Who takes the register, sets your homework, tells you which page to open in your coursebook? Who corrects you when speaking, marks your writing and helps you with the exercises in grammar banks? That’s right, it’s your teacher. But what if you could do something more, on top of all this extra help? What if you could learn new material BEFORE your teacher has the intention of teaching it? “Wow Harrison! My English would be incredible!”

You’re right. It would improve significantly!

So, now that we’re thinking ahead and interested in the idea of ‘planning’ BEFORE we study, what does ‘planning’ involve? Furthermore, how do we make such planning ‘perfect’? Well, there are a number of ways.

The first step is make sure you’re up to speed with the current exercises in your course book. After all, it is impossible to plan ahead if you’re already falling behind the rest of your class. Once you’re confident with the current material covered in the unit of your coursebook, start to read over some of the topics in the following unit. Of course, this reading should be done after class. Try not to rush into the new unit. Remember, you’ll be studying this new material very soon. Skim (read quickly) over any new language that interests you. Once you have identified some vocabulary or grammar that grabs your attention, begin your own independent study.

Lets take an example. Perhaps you’ve just finished learning the past simple. Maybe it was the present perfect. After mastering these two tenses, next in your unit is the present perfect continuous. You might think to yourself “Hmm.. I’ve been living in Spain since I was 12, what is the purpose of this sentence? When should I use this tense and not the past simple or present perfect?” These are the questions you can almost immediately address. Make the most of the grammar banks provided, search the internet for practice exercises or ask your teacher if they can spend a few spare minutes after class to answer any of these questions.

By putting aside just 20 minutes a day, this FUTURE material will be much easier to learn when you and your classmates start it in class the following day/week. The new material you have read beforehand might be difficult. Maybe you’re more confused in class than when you first started. Not a problem. What makes outside, independent learning so advantageous is that it provides you with something invaluable- ‘awareness’. The fact that you can go into your classroom already knowing what kinds of material you’re teacher has planned, you ‘performance’ in class will be higher than if you hadn’t started looking ahead.

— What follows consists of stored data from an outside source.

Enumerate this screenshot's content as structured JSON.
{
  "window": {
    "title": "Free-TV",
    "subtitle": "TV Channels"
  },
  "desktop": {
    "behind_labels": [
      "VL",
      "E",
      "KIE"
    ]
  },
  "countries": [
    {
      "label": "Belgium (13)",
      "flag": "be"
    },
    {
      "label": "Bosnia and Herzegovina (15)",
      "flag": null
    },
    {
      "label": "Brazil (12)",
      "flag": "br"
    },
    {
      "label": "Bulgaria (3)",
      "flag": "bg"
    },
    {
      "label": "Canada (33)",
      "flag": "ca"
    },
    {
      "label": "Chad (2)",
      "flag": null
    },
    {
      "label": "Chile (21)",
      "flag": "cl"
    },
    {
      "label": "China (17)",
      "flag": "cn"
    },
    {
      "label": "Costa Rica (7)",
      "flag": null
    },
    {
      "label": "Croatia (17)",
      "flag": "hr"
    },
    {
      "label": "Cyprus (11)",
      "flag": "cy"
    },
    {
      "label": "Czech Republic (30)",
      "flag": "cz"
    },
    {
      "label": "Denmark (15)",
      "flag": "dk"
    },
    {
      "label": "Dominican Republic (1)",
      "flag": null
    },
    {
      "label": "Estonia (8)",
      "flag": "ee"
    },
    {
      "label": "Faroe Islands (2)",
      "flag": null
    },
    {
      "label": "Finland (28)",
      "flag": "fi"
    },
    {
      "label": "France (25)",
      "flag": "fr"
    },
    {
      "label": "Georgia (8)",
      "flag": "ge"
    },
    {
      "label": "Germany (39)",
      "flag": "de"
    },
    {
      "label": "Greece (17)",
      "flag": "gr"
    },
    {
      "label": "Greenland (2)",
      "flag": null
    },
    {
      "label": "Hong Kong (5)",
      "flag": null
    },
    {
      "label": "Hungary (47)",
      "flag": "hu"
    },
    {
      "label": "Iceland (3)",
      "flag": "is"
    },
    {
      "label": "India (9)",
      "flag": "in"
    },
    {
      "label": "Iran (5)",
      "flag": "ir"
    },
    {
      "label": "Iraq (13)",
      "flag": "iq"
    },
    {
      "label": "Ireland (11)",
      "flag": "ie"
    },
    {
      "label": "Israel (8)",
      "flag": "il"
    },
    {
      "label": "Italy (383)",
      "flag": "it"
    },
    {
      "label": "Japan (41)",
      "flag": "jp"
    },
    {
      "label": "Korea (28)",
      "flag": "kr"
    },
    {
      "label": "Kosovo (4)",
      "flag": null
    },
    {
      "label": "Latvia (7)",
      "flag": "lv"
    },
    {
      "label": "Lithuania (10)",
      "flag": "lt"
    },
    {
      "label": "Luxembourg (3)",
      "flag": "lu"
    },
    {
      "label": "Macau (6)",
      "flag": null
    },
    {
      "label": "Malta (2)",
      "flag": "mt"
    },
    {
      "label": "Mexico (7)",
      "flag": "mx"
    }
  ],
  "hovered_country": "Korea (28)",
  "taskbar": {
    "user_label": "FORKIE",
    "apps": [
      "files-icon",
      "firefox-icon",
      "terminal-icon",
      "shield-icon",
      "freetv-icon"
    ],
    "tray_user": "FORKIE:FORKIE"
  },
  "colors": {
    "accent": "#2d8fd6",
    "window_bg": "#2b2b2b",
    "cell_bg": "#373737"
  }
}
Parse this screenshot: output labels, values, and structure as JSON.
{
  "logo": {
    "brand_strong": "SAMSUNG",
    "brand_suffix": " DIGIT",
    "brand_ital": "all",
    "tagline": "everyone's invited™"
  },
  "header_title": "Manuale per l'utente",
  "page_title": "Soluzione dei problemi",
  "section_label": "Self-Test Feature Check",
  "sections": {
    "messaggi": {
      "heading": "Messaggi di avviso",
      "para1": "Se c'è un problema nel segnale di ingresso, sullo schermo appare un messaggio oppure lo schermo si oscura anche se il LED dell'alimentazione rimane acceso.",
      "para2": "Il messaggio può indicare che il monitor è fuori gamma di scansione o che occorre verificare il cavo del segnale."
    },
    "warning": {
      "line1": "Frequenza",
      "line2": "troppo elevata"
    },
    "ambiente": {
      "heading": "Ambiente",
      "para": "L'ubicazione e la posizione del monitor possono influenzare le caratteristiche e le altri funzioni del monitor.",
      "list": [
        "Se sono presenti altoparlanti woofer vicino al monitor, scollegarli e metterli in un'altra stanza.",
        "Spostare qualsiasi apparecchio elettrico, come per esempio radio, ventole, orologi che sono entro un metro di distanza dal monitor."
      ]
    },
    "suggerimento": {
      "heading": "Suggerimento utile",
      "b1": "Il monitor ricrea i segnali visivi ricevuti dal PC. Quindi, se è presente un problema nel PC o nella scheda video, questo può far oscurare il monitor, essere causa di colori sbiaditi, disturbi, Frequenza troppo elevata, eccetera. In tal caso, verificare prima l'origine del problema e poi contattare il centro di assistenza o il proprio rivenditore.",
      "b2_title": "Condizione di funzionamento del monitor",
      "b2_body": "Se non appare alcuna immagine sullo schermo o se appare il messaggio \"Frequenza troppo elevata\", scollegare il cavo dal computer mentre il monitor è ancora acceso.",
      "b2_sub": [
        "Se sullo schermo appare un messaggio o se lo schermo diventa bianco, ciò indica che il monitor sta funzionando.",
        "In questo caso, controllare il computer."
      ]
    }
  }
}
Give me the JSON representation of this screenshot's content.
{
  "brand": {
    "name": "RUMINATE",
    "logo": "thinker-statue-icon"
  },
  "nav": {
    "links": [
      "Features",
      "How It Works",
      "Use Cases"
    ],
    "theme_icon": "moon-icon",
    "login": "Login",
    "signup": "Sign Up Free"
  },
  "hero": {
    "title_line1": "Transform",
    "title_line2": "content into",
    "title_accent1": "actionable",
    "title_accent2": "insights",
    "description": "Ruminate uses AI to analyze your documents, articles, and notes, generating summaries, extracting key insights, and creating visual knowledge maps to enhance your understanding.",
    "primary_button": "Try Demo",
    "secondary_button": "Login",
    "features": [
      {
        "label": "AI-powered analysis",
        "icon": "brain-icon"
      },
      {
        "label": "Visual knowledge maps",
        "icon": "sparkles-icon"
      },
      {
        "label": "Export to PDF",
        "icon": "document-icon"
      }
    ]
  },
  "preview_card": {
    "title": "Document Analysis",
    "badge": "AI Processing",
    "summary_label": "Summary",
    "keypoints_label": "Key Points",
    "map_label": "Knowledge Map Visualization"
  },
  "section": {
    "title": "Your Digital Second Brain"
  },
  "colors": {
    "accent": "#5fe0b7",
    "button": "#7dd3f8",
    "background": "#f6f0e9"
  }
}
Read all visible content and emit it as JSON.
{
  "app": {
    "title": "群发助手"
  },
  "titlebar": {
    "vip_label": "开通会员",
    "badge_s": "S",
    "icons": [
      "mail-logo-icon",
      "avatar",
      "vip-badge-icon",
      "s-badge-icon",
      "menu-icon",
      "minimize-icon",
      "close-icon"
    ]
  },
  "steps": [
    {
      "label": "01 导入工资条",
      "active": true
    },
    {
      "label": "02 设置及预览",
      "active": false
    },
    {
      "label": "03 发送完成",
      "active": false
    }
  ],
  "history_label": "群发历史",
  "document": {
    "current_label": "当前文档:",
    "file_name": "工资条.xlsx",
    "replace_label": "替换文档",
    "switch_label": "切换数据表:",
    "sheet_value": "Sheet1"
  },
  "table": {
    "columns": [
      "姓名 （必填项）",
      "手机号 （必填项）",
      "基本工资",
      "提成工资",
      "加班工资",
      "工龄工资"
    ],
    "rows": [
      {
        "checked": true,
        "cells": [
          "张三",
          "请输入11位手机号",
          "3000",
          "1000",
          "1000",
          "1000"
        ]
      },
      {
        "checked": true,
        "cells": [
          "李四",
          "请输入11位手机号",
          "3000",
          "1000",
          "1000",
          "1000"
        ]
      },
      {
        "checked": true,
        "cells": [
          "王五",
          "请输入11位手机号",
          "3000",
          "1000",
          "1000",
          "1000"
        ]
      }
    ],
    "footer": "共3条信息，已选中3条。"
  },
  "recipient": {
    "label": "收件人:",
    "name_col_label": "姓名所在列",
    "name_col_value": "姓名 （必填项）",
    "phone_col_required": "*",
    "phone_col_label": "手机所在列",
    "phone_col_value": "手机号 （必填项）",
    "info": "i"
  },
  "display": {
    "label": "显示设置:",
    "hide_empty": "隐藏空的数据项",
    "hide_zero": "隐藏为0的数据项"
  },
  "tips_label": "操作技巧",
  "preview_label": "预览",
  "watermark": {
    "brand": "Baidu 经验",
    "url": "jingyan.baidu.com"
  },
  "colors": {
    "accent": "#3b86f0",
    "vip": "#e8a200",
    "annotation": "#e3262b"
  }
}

After getting the basic ‘gist’ of English that you have not yet covered in class, you have a great advantage over your classmates! Even if you find this new material tricky, the fact that you are aware of it sets you up to improve your current level. This means that your ‘performance’ in class will be higher than it would have been if you hadn’t planned ahead! Simple.

If there is one thing you can take from this post it’s this… Remember your 5 ‘P’s!